By Marcy Farrell
The wide, expansive lawn on South End Avenue in Woodmere was buzzing with excitement Sunday, November 22, as the Hadran Women of Long Island gathered to make a siyum on Masechet Eruvin. It was hard to tell whether they were more excited to finish eruvin or to see each other.
Women from all over Long Island made a commitment to learn the daf beginning in January and had a siyum on Brachot at Gotta Get a Bagel in Woodmere, just days before shuls and schools shut down for COVID-19. The subsequent siyum on Masechet Shabbat was held with masks, socially distanced and outdoors. Eruvin continued in the same way.
But this siyum had an exciting addition. Hadran — Advancing Talmud Study for Women Co-founder and Maggid Shiur Rabbanit Michelle (Cohen) Farber was in the Five Towns for her grandmother’s funeral and attended the siyum in Woodmere prior to leading the international Hadran siyum program online.
The Hadran Women of Long Island also had two smachot to celebrate. The worldwide online siyum was sponsored by Oceanside residents Dora Chana and Josh Haar in honor of their daughter Evie’s Bat Mitzvah and by Queens resident Ora Rosenfeld Canter in honor of her daughter Shira’s Bat Mitzvah. It was also dedicated in memory of The Right Honorable Lord Jonathan Sacks, former chief rabbi of the British Commonwealth.
“I am so glad to be raising daughters in a world that has brilliant and inspiring female Jewish leaders like Rabbanit Michelle Farber who are encouraging Talmud Torah for women,” said Dora Chana Haar. “I am so grateful to Hadran and to Michelle for everything that she has taught me.”
“The Torah is referred to as Shira,” said Ora Rosenfeld Canter in her dedication. “Rabbi Jonathan Sacks A”H explains that for Torah to penetrate and influence you on spiritual level, it has to ‘sing’ to you. Though Shira doesn’t always ‘get’ why I am toiling over learning Gemara every night at this stage if my life, my bracha to her is that in the zechut of the tremendous effort of learning of all these incredible women that she find the melody of Torah that sings to her and that she will grant me the privilege of humming along.”
Cheryl Savitsky and Debbie Schrieber organized the location, cookies and lechaims for the siyum.
Rabbanit Farber started a daf yomi shiur in her house during the last cycle and found it growing as time went on. Hadran was a main organizer of the Women’s Siyum at Binyanei HaUma in Jerusalem. The media coverage of the women’s siyum was so positive that thousands of women joined the 14th Daf Yomi Cycle in January.

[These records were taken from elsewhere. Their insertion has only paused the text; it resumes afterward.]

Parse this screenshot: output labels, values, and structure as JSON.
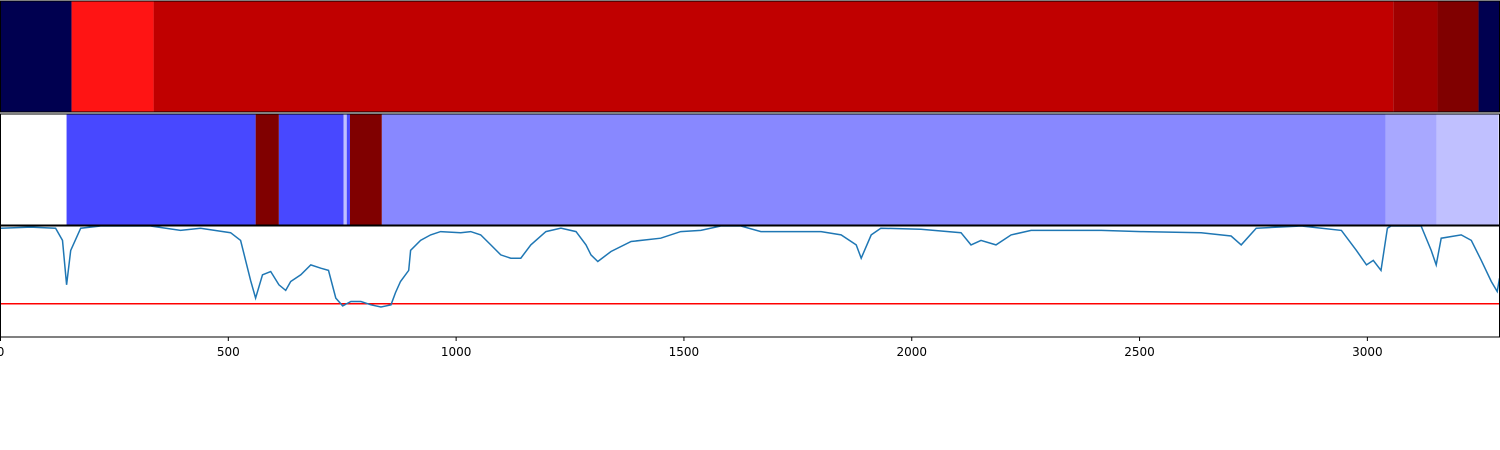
{
  "chart_data": [
    {
      "type": "segments",
      "xlim": [
        0,
        3290
      ],
      "segments": [
        {
          "start": 0,
          "end": 156,
          "color": "#000050"
        },
        {
          "start": 156,
          "end": 336,
          "color": "#ff1414"
        },
        {
          "start": 336,
          "end": 3057,
          "color": "#c00000"
        },
        {
          "start": 3057,
          "end": 3154,
          "color": "#a00000"
        },
        {
          "start": 3154,
          "end": 3244,
          "color": "#800000"
        },
        {
          "start": 3244,
          "end": 3290,
          "color": "#000050"
        }
      ]
    },
    {
      "type": "segments",
      "xlim": [
        0,
        3290
      ],
      "segments": [
        {
          "start": 0,
          "end": 145,
          "color": "#ffffff"
        },
        {
          "start": 145,
          "end": 560,
          "color": "#4848ff"
        },
        {
          "start": 560,
          "end": 611,
          "color": "#800000"
        },
        {
          "start": 611,
          "end": 753,
          "color": "#4848ff"
        },
        {
          "start": 753,
          "end": 760,
          "color": "#c0c0ff"
        },
        {
          "start": 760,
          "end": 767,
          "color": "#4848ff"
        },
        {
          "start": 767,
          "end": 837,
          "color": "#800000"
        },
        {
          "start": 837,
          "end": 3040,
          "color": "#8888ff"
        },
        {
          "start": 3040,
          "end": 3152,
          "color": "#a8a8ff"
        },
        {
          "start": 3152,
          "end": 3288,
          "color": "#c0c0ff"
        }
      ]
    },
    {
      "type": "line",
      "xlim": [
        0,
        3290
      ],
      "ylim": [
        0,
        1
      ],
      "xticks": [
        0,
        500,
        1000,
        1500,
        2000,
        2500,
        3000
      ],
      "threshold": 0.3,
      "threshold_color": "#ff0000",
      "series": [
        {
          "color": "#1f77b4",
          "x": [
            0,
            66,
            121,
            136,
            145,
            154,
            176,
            220,
            329,
            395,
            439,
            505,
            527,
            538,
            549,
            560,
            575,
            593,
            611,
            626,
            637,
            659,
            681,
            703,
            720,
            736,
            751,
            769,
            791,
            813,
            835,
            857,
            867,
            878,
            896,
            900,
            922,
            944,
            966,
            1010,
            1032,
            1054,
            1076,
            1098,
            1120,
            1142,
            1164,
            1197,
            1230,
            1263,
            1285,
            1296,
            1311,
            1340,
            1384,
            1449,
            1493,
            1537,
            1581,
            1625,
            1669,
            1735,
            1801,
            1845,
            1878,
            1889,
            1911,
            1932,
            2020,
            2108,
            2130,
            2152,
            2185,
            2218,
            2262,
            2416,
            2503,
            2635,
            2701,
            2723,
            2756,
            2855,
            2943,
            2976,
            2998,
            3013,
            3030,
            3044,
            3052,
            3118,
            3140,
            3151,
            3162,
            3206,
            3228,
            3250,
            3272,
            3285,
            3290
          ],
          "values": [
            0.98,
            0.99,
            0.98,
            0.87,
            0.47,
            0.78,
            0.98,
            1.0,
            1.0,
            0.96,
            0.98,
            0.94,
            0.87,
            0.69,
            0.51,
            0.35,
            0.56,
            0.59,
            0.47,
            0.42,
            0.5,
            0.56,
            0.65,
            0.62,
            0.6,
            0.35,
            0.28,
            0.32,
            0.32,
            0.29,
            0.27,
            0.29,
            0.4,
            0.5,
            0.6,
            0.78,
            0.87,
            0.92,
            0.95,
            0.94,
            0.95,
            0.92,
            0.83,
            0.74,
            0.71,
            0.71,
            0.83,
            0.95,
            0.98,
            0.95,
            0.83,
            0.74,
            0.68,
            0.77,
            0.86,
            0.89,
            0.95,
            0.96,
            1.0,
            1.0,
            0.95,
            0.95,
            0.95,
            0.92,
            0.83,
            0.71,
            0.92,
            0.98,
            0.97,
            0.94,
            0.83,
            0.87,
            0.83,
            0.92,
            0.96,
            0.96,
            0.95,
            0.94,
            0.91,
            0.83,
            0.98,
            1.0,
            0.96,
            0.78,
            0.65,
            0.69,
            0.6,
            0.98,
            1.0,
            1.0,
            0.78,
            0.65,
            0.89,
            0.92,
            0.87,
            0.69,
            0.5,
            0.41,
            0.53
          ]
        }
      ]
    }
  ]
}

Learning the daf with Rabbanit Farber has become so popular that in addition to her daily English and Hebrew daf yomi shiurim on Zoom, many listen to the recording on Spotify or iTunes and some just participate in the regional WhatsApp groups for learners set up by Hadran. The Hadran website has many other podcasts, videos and resources for learning.

During the local gathering, the 30 or so women shared their favorite eruvin moments and the ways eruvin have affected their lives. Rabbanit Farber gave a derasha, pointing out that many of the concepts in Eruvin focused on the mundane: how to construct an eruv, who needs to participate to make an eruv, making an eruv for others and measuring the distance encompassed by an eruv. But at the end it all “comes down to kedusha,” the sanctification of something ordinary like carrying objects into something holy. Asserting that many in the audience didn’t know each other before taking on Daf Yomi, Rabbanit Farber praised the group for coming together daily to study thereby sanctifying our time and our places.
Later in the day, Rabbanit Farber drew an analogy between the uptick in women’s learning and the issue addressed in eruvin of what to do when one is stuck just outside the border of their city as darkness falls and Shabbat begins.
“I want to end with one point from the end of the masechet that I promised to get back to — this idea of ‘Mi shehichshich chutz la techum.’ What does this mean really? It means it’s getting dark on the person, the sky darkens on them as they are about to get to the border of their city. They’re afraid to be stuck outside the border and they don’t know what to do.
“For so many years women were so close to the border but it was black and it was dark and we couldn’t get in.”
On the last page of the masechet, Rabbi Shimon asserts that someone shehichshich chutz la techum may enter the city, because the land past the boundaries are part of their “techum” and are rightfully theirs. Similar to women’s learning of Gemara, “for so many years women were so close to the border but it was black and it was dark and we couldn’t get in.” But, we learn from Rabbi Shimon’s approach that this “learning was always in our techum.”